Kube-OVN achieves high performance by directing SR-IOV devices to KubeVirt VMs through the OVS offload capability of the smart NIC. Kube-OVN also retains the address allocation and OVN logical flow table capabilities, enabling complete SDN networking and striking a good balance between performance and functionality.

Diagram flow shows SR-IOV and Kube-OVN

Although upstream KubeVirt has no support for OVS-DPDK type networks, many users in the Kube-OVN community have independently developed KubeVirt support for OVS-DPDK . Therefore, even a normal NIC can enhance the network throughput within a VM when accelerated by OVS-DPDK.

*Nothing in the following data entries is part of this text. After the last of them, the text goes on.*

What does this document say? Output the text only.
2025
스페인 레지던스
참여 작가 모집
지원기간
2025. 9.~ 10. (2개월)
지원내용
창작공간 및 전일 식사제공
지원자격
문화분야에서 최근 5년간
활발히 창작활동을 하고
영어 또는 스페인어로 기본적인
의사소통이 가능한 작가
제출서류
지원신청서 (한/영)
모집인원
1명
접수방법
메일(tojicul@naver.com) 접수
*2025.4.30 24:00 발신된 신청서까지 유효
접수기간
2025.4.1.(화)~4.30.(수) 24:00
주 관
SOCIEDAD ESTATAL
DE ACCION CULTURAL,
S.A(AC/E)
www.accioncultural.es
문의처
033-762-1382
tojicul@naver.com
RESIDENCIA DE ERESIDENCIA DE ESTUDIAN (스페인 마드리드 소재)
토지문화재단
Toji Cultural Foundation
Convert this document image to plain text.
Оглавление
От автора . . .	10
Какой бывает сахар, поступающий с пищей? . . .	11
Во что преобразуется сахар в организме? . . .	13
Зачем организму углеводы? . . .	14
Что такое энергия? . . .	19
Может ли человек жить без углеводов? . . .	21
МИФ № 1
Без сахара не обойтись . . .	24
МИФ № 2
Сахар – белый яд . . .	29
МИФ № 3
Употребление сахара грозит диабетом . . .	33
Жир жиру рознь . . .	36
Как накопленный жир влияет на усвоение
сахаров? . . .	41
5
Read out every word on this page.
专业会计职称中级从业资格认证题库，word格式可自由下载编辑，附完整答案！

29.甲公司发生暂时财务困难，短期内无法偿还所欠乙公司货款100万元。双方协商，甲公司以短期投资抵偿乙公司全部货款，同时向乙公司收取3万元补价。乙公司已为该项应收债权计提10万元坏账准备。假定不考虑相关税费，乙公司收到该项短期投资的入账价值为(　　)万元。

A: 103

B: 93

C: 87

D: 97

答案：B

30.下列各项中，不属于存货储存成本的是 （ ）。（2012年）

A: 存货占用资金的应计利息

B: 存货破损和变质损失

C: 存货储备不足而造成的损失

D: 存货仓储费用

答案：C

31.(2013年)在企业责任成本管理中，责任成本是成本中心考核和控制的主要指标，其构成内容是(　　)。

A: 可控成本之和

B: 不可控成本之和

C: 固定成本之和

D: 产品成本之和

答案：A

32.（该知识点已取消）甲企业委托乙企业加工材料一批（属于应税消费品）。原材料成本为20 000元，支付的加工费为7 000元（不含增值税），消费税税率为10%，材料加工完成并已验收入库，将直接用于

kube-ovn/hw-offload-mellanox.md at master · kubeovn/kube-ovn

kube-ovn/hw-offload-corigine.md at master · kubeovn/kube-ovn

kube-ovn/dpdk-hybrid.md at master · kubeovn/kube-ovn

To sum up

In this blog post, we described several interesting use cases and special considerations when designing the network fabric for cloud native virtualization. The KubeVirt community has contributed to a number of virtualization related features in Kube-OVN, including VM static IP addresses, multi-tenant networks and SR-IOV and OVS-DPDK. We see Kube-OVN as a great companion for KubeVirt, and when used together, they really light up the cloud native virtualization experiences. We hope more users from the KubeVirt community will try out these features and give us feedback.